We laugh, cry, and tell endless stories of our 26 years here on the point. (You can read about Chip in my post on June 1, 2012, found here in the archives). We three deserve steak and crab.”
|A mom and her growing calf.|
If you’d like to read the balance of this old post, please click here. We still talk about our friend Chip and have seen Sue each time we’ve returned to the US for a visit. We relive beautiful memories we all shared over many years as great friends and neighbors.
Hmmm…life was good then, and life is good now, just very different. No more do we have kitchen gadgets for eating crab. No more do we eat crab legs. We don’t see them in Africa. No longer am I so “detail orientated” or…do you look up a photo of Martha Stewart and see me (an expression used by a friend in Minnesota). That life is no more and most likely will never be the same again.
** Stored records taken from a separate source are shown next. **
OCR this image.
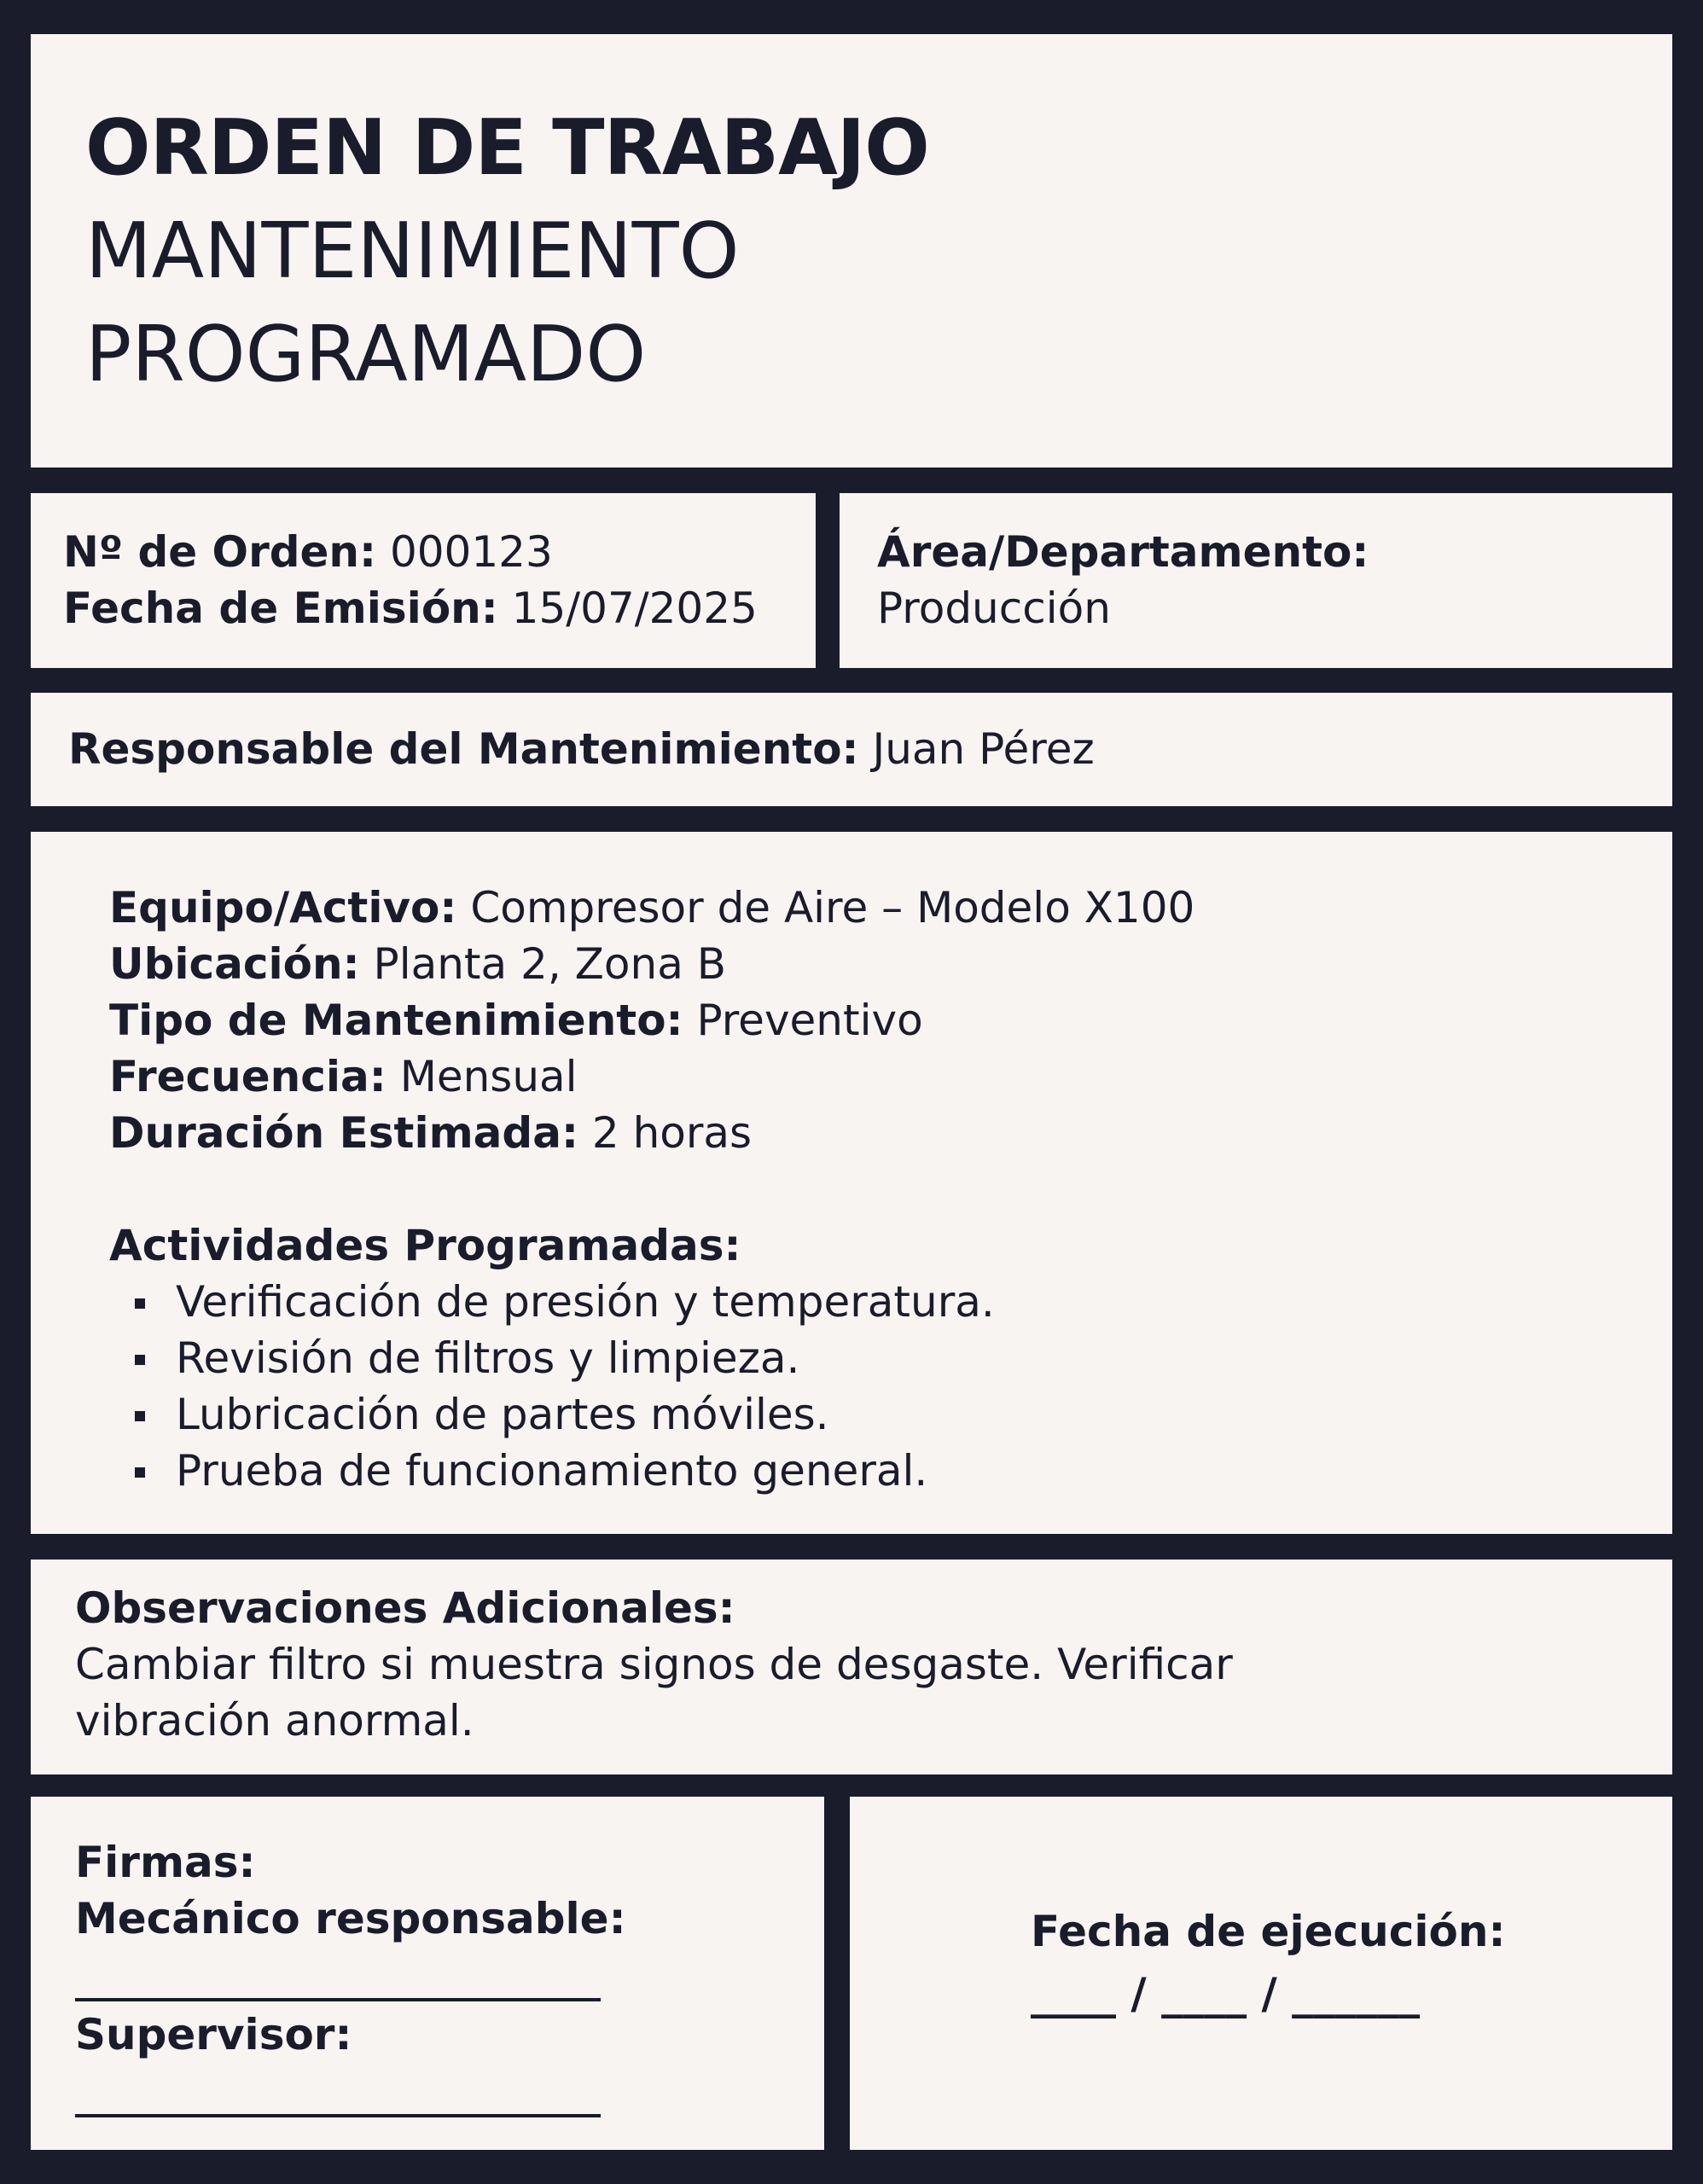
ORDEN DE TRABAJO
MANTENIMIENTO
PROGRAMADO
Nº de Orden: 000123
Fecha de Emisión: 15/07/2025
Área/Departamento:
Producción
Responsable del Mantenimiento: Juan Pérez
Equipo/Activo: Compresor de Aire – Modelo X100
Ubicación: Planta 2, Zona B
Tipo de Mantenimiento: Preventivo
Frecuencia: Mensual
Duración Estimada: 2 horas
Actividades Programadas:
Verificación de presión y temperatura.
Revisión de filtros y limpieza.
Lubricación de partes móviles.
Prueba de funcionamiento general.
Observaciones Adicionales:
Cambiar filtro si muestra signos de desgaste. Verificar
vibración anormal.
Firmas:
Mecánico responsable:
Supervisor:
Fecha de ejecución:
____ / ____ / ______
This is our “new normal.” Tonight, we’ll head out to Jabula Lodge and Restaurant for yet another fine dinner, often running into friends we’ve made in this magical place. We’ll sit at the bar and commiserate with owners Dawn and Leon and chat endlessly with other friendly Marlotians.
I don’t know if we’ve earned the right to call ourselves Malothians, but for now, we’ll afford ourselves this luxury, as opposed to others.
Have a very happy weekend, wherever you may be!